Semin Thromb Hemost 1998; 24(2): 87-91
DOI: 10.1055/s-2007-995828
Copyright © 1998 by Thieme Medical Publishers, Inc.

Thrombin and Antithrombotics

John W. Fenton*  II , Frederick A. Ofosu** , Diane V. Brezniak, Houria I. Hassouna
  • From the *New York State Department of Health, Albany, NY, and *Department of Physiology and Cell Biology and the Department of Biochemistry and Molecular Biology, Albany Medical College of Union University, Albany, NY;
  • **Canadian Red Cross Society Blood Services and the Department of Pathology, McMaster University, Hamilton, Ontario, Canada; and
  • †Department of Medicine, Michigan State University, East Lansing, Michigan.
Further Information

Publication History

Publication Date:
06 February 2008 (online)

Abstract

From injury through healing, thrombin has several important functions in blood clotting, subsequent clot lysis, and tissue repair. These include edema, inflammation, cell recruitment, cellular releases, transformations, mitogenesis, and angiogenesis. Thrombin also participates in disease states, such as venous thrombosis, coronary thrombosis, stroke, and pulmonary emboli, among others and is implicated in atherosclerosis, the growth and metastasis of certain cancers, Alzheimer's disease, and perhaps other conditions.
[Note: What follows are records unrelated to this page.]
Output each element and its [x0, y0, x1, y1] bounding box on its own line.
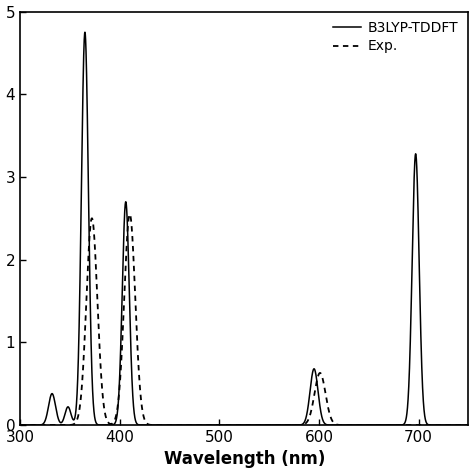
- Exp.: [44, 422, 50, 428]
- Exp.: [465, 422, 471, 428]
- B3LYP-TDDFT: [237, 422, 242, 428]
- Exp.: [127, 211, 133, 217]
- B3LYP-TDDFT: [36, 422, 42, 428]
- Exp.: [237, 422, 242, 428]
- Exp.: [105, 419, 111, 425]
- Line: Exp.: Exp.: [20, 214, 468, 425]
- Exp.: [18, 422, 23, 428]
- Line: B3LYP-TDDFT: B3LYP-TDDFT: [20, 32, 468, 425]
- Exp.: [36, 422, 42, 428]
- B3LYP-TDDFT: [18, 422, 23, 428]
- B3LYP-TDDFT: [19, 422, 25, 428]
- B3LYP-TDDFT: [465, 422, 471, 428]
- X-axis label: Wavelength (nm): Wavelength (nm): [164, 450, 325, 468]
- B3LYP-TDDFT: [442, 422, 447, 428]
- B3LYP-TDDFT: [82, 29, 88, 35]
- Exp.: [19, 422, 25, 428]
- Exp.: [442, 422, 447, 428]
- B3LYP-TDDFT: [105, 422, 111, 428]
- B3LYP-TDDFT: [211, 422, 217, 428]
- B3LYP-TDDFT: [44, 411, 50, 417]
- Legend: B3LYP-TDDFT, Exp.: B3LYP-TDDFT, Exp.: [330, 18, 462, 56]
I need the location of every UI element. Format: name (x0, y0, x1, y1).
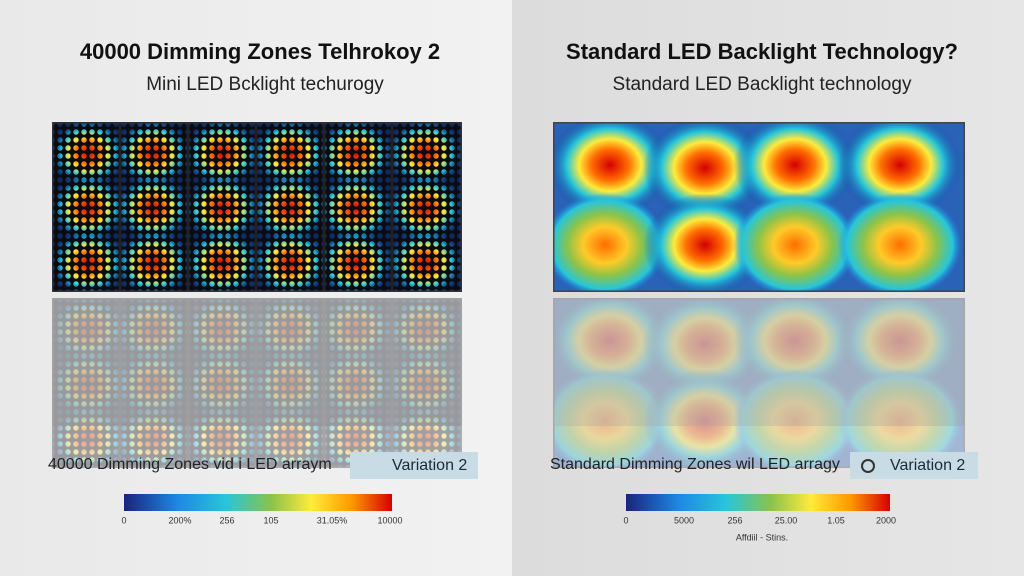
scale-label: 105 (263, 515, 278, 525)
scale-label: 256 (727, 515, 742, 525)
right-variation-button[interactable] (850, 452, 978, 479)
backlight-zone (553, 122, 672, 217)
left-subtitle: Mini LED Bcklight techurogy (146, 74, 384, 95)
right-variation-label: Variation 2 (890, 457, 965, 474)
scale-label: 200% (168, 515, 191, 525)
left-color-scale (124, 494, 392, 511)
backlight-zone (838, 193, 962, 292)
scale-label: 10000 (377, 515, 402, 525)
scale-label: 5000 (674, 515, 694, 525)
left-title: 40000 Dimming Zones Telhrokoy 2 (80, 39, 440, 64)
right-reflection (543, 289, 965, 473)
left-caption: 40000 Dimming Zones vid i LED arraym (48, 456, 332, 473)
scale-label: 0 (121, 515, 126, 525)
scale-label: 256 (219, 515, 234, 525)
right-caption: Standard Dimming Zones wil LED arragy (550, 456, 840, 473)
right-footnote: Affdiil - Stins. (736, 532, 788, 542)
scale-label: 1.05 (827, 515, 845, 525)
scale-label: 0 (623, 515, 628, 525)
right-title: Standard LED Backlight Technology? (566, 39, 958, 64)
right-color-scale (626, 494, 890, 511)
backlight-zone (643, 193, 767, 292)
backlight-zone (553, 193, 667, 292)
left-variation-label: Variation 2 (392, 457, 467, 474)
backlight-zone (643, 122, 767, 220)
right-icon (861, 459, 875, 473)
left-reflection (50, 295, 463, 473)
mini-led-panel (52, 122, 462, 292)
scale-label: 31.05% (317, 515, 348, 525)
left-variation-button[interactable] (350, 452, 478, 479)
backlight-zone (733, 122, 857, 217)
backlight-zone (838, 122, 962, 217)
scale-label: 2000 (876, 515, 896, 525)
right-subtitle: Standard LED Backlight technology (613, 74, 912, 95)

Thrombin must be continually generated to sustain normal and pathogenic processes. This is because of a variety of consumptive mechanisms. Unlike other activated factors in thrombotic and fibrinolytic pathways, and because thrombin promotes its own generation (feedback and cellular activation), thrombin is a primary target for therapeutics. Besides recombinant hirudins, Argatroban (Novastan®) and Bivalirudin (Hirulog®) are promising thrombin-directed inhibitors for antithrombotic intervention.